- Origin: Birmingham, Alabama, U.S.
- Genres: Funk rock
- Years active: 1978–1990s
- Label: Chameleon
- Members: Glen Butts, Milton Davis, Libba Walker, Mark Lanter

= Vova Nova =

American funk band

Vova Nova was an American funk rock band from Birmingham, Alabama, originally formed as Forecast in 1978. Its two founding members were Glen Butts and Libba Walker; Mark Lanter joined the band as its drummer in 1980, and Milton Davis followed as bassist in 1984. By the late 1980s, the band had changed its name to the Cast, and in 1991, they signed with Chameleon Records, which was taken over by Elektra Records the following year. The band subsequently changed their name to Vova Nova at the insistence of their publisher. They released one album as Vova Nova on Chameleon in 1992; the self-titled album was produced by Paul Ebersold. Their later musical style was notably influenced by the music of the Red Hot Chili Peppers. After releasing Vova Nova, the band's record deal ended, whereupon they renamed themselves "the Cast" again.
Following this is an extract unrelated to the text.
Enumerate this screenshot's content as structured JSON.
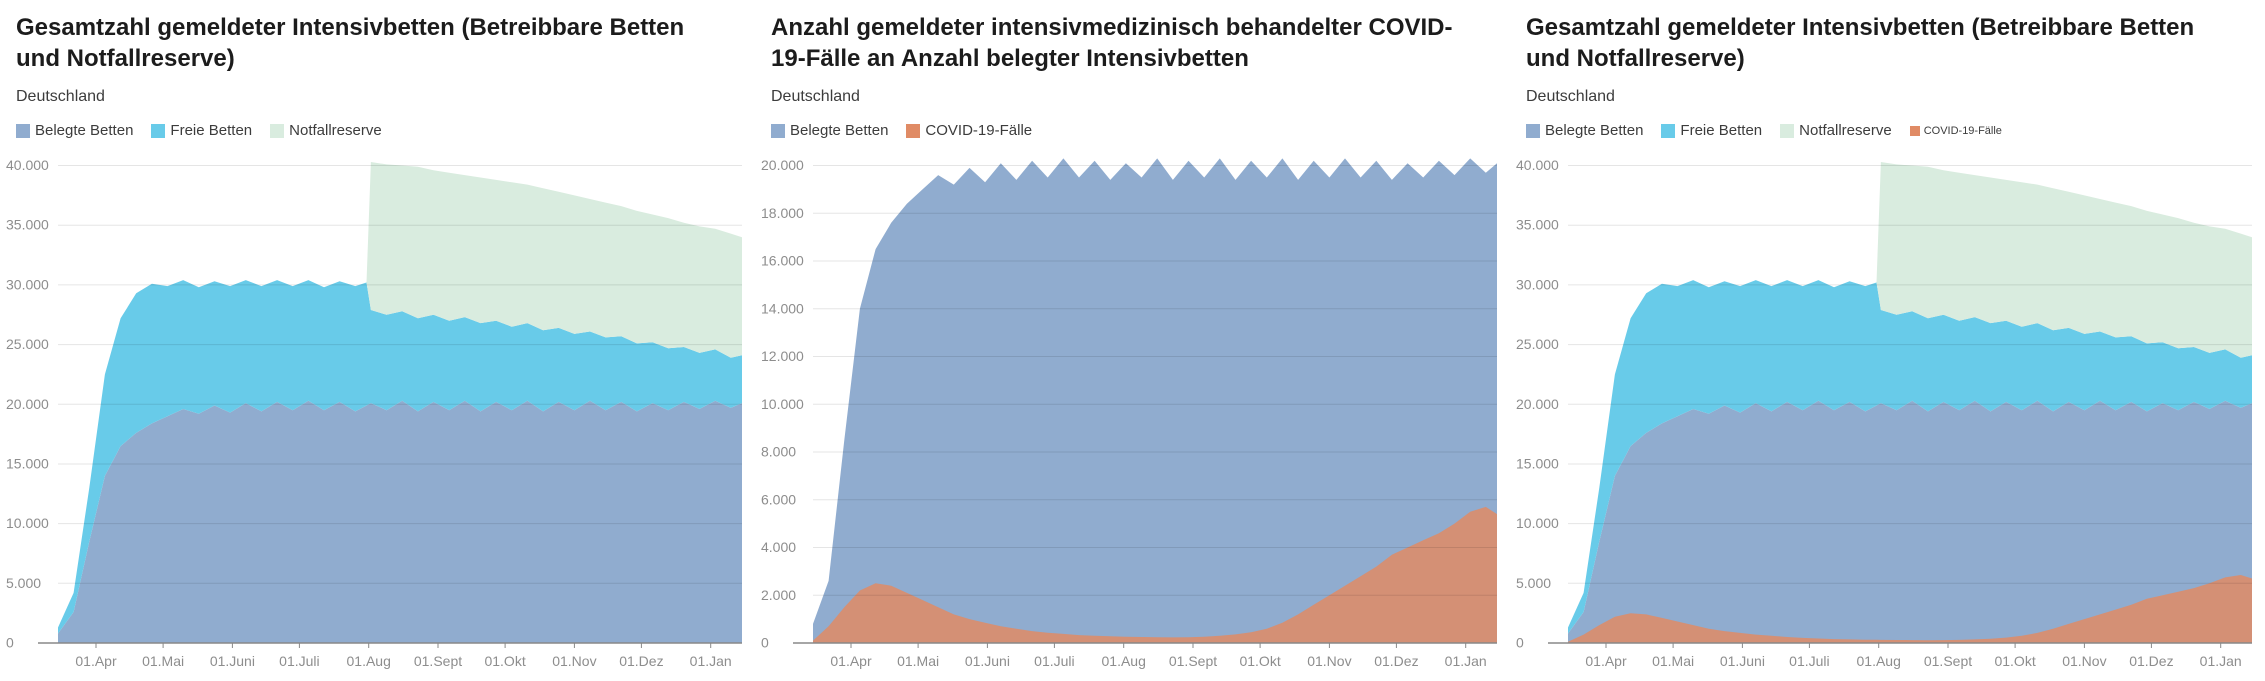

Soon afterward, Davis left the band because he had written I Know, a song performed by Dionne Farris, and Lanter soon followed suit. In 1993, Lanter was replaced by the band's new drummer, Leif Bondarenko, and the band continued to play into the mid-1990s.

== Reception ==
A 1990 Spin story described Vova Nova as "probably Birmingham's best" band. Robert Christgau reviewed their self-titled 1992 album unfavorably, giving it a "neither" rating. In a 1992 review of one of the band's performances in the Times-Picayune, Scott Aignes wrote that "At first blush, Vova Nova sounds like Godflesh imitating the Red Hot Chili Peppers imitating Heart. But the tightness and exuberance of their sound makes this more than just another funk-metal-pop mishmash."